Pulford, 4-time Stanley Cup champion with Maple Leafs, dies at 89

Bob Pulford, a key contributor to the Toronto Maple Leafs’ four Stanley Cup-winning teams in the 1960s and a member of the Hockey Hall of Fame, died Monday. He was 89.

Born in Newton Robinson, Ontario, on March 31, 1936, Pulford excelled as a junior with the Toronto Marlboros of the Ontario Hockey Association before being promoted to the Maple Leafs for the 1956-57 season. He quickly proved to be one of the best two-way players in the NHL, exhibiting a knack for shutting down some of the League’s top scorers while contributing offensively.

“Pulford is one of my private headaches,” Detroit Red Wings star Gordie Howe once said, “because he has to be classed as one of hockey’s greatest forecheckers. There’s a deep knowledge of the game in his forechecking, hook, poke check, strength of arms, quickness, the whole bundle of wax.”

Pulford scored at least 17 goals each season from 1961-62 to 1967-68 and helped Toronto win the Stanley Cup in 1962, 1963, 1964 and 1967. Perhaps his most important goal came when he scored 8:26 into the second overtime to give the Maple Leafs a 3-2 victory against the Montreal Canadiens in Game 3 of the 1967 Final, a series Toronto won in six games.
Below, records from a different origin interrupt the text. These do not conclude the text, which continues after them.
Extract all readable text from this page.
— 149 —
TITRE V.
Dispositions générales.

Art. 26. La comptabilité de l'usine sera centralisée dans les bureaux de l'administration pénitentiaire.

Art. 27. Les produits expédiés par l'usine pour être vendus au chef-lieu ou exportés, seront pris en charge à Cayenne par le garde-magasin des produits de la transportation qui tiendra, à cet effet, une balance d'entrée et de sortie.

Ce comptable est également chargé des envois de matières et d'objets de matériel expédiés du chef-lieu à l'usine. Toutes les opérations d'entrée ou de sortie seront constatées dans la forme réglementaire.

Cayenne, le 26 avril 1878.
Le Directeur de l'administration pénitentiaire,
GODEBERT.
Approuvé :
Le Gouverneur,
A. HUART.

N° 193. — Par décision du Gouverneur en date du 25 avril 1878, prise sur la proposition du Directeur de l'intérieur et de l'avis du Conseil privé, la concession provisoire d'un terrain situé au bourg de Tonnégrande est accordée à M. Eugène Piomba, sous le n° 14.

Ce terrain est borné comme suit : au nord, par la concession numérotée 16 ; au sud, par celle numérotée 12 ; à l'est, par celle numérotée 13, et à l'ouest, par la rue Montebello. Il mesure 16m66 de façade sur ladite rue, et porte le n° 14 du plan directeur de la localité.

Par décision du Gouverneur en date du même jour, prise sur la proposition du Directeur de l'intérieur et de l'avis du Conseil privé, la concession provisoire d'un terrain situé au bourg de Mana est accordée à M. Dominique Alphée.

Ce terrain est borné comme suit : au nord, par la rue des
After 14 seasons with Toronto, Pulford played two for the Los Angeles Kings after being traded for Garry Monahan and Brian Murphy on Sept. 3, 1970. He had 643 points (281 goals, 362 assists) in 1,079 NHL games, including 563 points (251 goals, 312 assists) in 947 games with the Maple Leafs.

Pulford retired in 1972 and was immediately named coach. The Kings were 178-150-68 during his five seasons and he won the 1975 Jack Adams Award voted as the NHL coach of the year after Los Angeles hard 105 points, a franchise record shared with the 2024-25 team. He then moved to the Chicago Blackhawks as coach and general manager in 1977 and had multiple stints in each job during the next three decades.

Pulford was elected to the Hall of Fame as a player in 1991 and is the father-in-law to Dean Lombardi, who was GM of the Kings during their Stanley Cup championships in 2012 and 2014.